Brenda Whitaker worked on that hot, grimy, steel mill floor for 15 years. But now, she works just down the street and over the railroad tracks, in a place that seems a world away.
In this hardscrabble, cold steel town, the 49-year-old Whitaker opened her own cute, quaint little lunch restaurant, called the Garden Gate Tea Room.
She decorated it floor to ceiling with garden tools, old photographs and all kinds of little knickknacks and trinkets. Her customers eat to the soft sounds of jazz vocalists like Frank Sinatra and Diana Krall.
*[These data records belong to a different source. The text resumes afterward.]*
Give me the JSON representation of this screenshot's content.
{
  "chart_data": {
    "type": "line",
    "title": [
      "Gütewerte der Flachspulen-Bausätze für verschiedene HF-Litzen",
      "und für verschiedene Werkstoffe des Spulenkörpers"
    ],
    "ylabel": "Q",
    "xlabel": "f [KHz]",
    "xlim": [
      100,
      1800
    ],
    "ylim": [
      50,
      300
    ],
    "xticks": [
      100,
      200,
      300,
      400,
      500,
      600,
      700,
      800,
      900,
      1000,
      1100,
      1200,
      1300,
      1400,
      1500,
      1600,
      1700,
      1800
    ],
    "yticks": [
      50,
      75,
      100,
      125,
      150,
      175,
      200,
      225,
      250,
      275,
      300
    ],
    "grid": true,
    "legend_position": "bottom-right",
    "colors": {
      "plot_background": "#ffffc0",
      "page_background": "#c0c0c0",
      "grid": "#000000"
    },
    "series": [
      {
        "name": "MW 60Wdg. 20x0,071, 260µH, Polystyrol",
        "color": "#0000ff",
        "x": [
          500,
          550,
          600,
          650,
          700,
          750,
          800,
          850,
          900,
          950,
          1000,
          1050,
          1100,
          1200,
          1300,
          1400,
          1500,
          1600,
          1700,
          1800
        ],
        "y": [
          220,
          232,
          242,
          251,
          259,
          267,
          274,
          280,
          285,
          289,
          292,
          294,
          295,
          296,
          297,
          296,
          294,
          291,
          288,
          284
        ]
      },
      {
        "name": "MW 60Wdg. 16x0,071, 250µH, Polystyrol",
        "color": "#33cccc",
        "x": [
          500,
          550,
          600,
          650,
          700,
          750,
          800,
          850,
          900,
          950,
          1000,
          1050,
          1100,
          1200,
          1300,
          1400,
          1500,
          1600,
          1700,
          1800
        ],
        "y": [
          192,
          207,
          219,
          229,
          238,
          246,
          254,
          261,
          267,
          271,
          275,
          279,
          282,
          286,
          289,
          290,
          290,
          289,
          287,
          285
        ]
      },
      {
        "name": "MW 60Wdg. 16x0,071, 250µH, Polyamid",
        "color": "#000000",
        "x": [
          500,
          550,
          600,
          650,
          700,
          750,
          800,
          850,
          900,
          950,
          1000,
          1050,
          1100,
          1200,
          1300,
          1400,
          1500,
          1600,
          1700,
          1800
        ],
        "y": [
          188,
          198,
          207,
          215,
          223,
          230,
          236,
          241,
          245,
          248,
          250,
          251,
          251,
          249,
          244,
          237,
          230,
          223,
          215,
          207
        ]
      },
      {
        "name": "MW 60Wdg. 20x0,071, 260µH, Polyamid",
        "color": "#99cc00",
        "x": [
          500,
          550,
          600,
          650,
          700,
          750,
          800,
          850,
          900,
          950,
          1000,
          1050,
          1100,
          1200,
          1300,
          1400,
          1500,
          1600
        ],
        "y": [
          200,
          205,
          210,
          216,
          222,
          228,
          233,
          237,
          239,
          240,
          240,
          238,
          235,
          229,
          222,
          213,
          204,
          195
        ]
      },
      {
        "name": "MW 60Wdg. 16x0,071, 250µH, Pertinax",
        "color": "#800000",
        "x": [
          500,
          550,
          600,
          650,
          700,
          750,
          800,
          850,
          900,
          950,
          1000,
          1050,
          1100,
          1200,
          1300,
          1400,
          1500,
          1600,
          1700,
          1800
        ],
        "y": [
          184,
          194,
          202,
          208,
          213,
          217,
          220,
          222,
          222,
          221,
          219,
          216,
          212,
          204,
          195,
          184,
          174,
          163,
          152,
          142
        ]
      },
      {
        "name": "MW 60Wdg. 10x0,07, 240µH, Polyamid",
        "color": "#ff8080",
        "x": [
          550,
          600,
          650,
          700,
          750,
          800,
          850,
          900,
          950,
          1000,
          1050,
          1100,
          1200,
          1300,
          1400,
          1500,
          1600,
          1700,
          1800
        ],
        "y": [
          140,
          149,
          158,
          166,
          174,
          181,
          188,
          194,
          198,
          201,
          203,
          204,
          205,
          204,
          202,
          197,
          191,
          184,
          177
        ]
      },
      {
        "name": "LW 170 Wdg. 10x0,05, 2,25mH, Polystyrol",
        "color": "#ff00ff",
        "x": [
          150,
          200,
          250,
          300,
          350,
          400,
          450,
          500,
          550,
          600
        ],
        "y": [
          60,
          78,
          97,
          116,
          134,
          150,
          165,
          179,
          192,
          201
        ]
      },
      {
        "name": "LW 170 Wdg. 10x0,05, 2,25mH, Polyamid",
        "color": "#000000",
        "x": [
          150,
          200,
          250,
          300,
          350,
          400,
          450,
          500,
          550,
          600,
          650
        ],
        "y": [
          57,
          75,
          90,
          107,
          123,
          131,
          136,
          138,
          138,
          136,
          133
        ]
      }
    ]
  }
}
So what did the guys back at the mill think?
"Oh, my gosh! They looked at me like I was crazy when I first opened this. Because, right in the heart of an industrial community, you have this little oasis," she says. "In the springtime, we have the most beautiful garden, and we have alfresco dining and people sit out. And it's just, you close your eyes for a minute, and forget where you are. And then all of a sudden, you feel the roar of a truck coming by, and a big piece of steel on it — and you realize you're back in Granite."
Business is pretty good, Whitaker says. She keeps her overhead low and didn't get caught over-extended in the recession.
After opening the tearoom, Whitaker won a seat on the City Council, where her main focus now is broadening Granite City's economic base.
"I think we have always been defined solely as a mill town," she says. "I think we have seen, especially when the mill laid off, that we have to diversify."
Born and raised in Granite City, Whitaker says the days of the "gold watch jobs," like her father's, where someone can expect to work 30 to 40 years at a factory or steel mill, are long gone.
The future, she says, is developing and luring small businesses to fill some of the vacant storefronts and empty lots in Granite City.
And so far, she says, it's slow going.
"The city just built, a year ago, a new movie theater, and that was the first anchor," she says, "so that has started to stimulate interest."
Whitaker says Granite City can no longer depend solely on the steel industry, even though it is critical to the town's economic future, which she acknowledges is one of the biggest challenges in drawing new residents and businesses.
"People only see us as a dirty steel town," she says. "And we're much more than that."
In addition to small businesses like hers, Whitaker points to the city's large hospital, a major expansion project at its Mississippi River port, as well as its parks and schools and its 6-mile drive to downtown St. Louis as reasons she believes Granite City has a bright and vibrant future. She is hoping others will come to see it, too.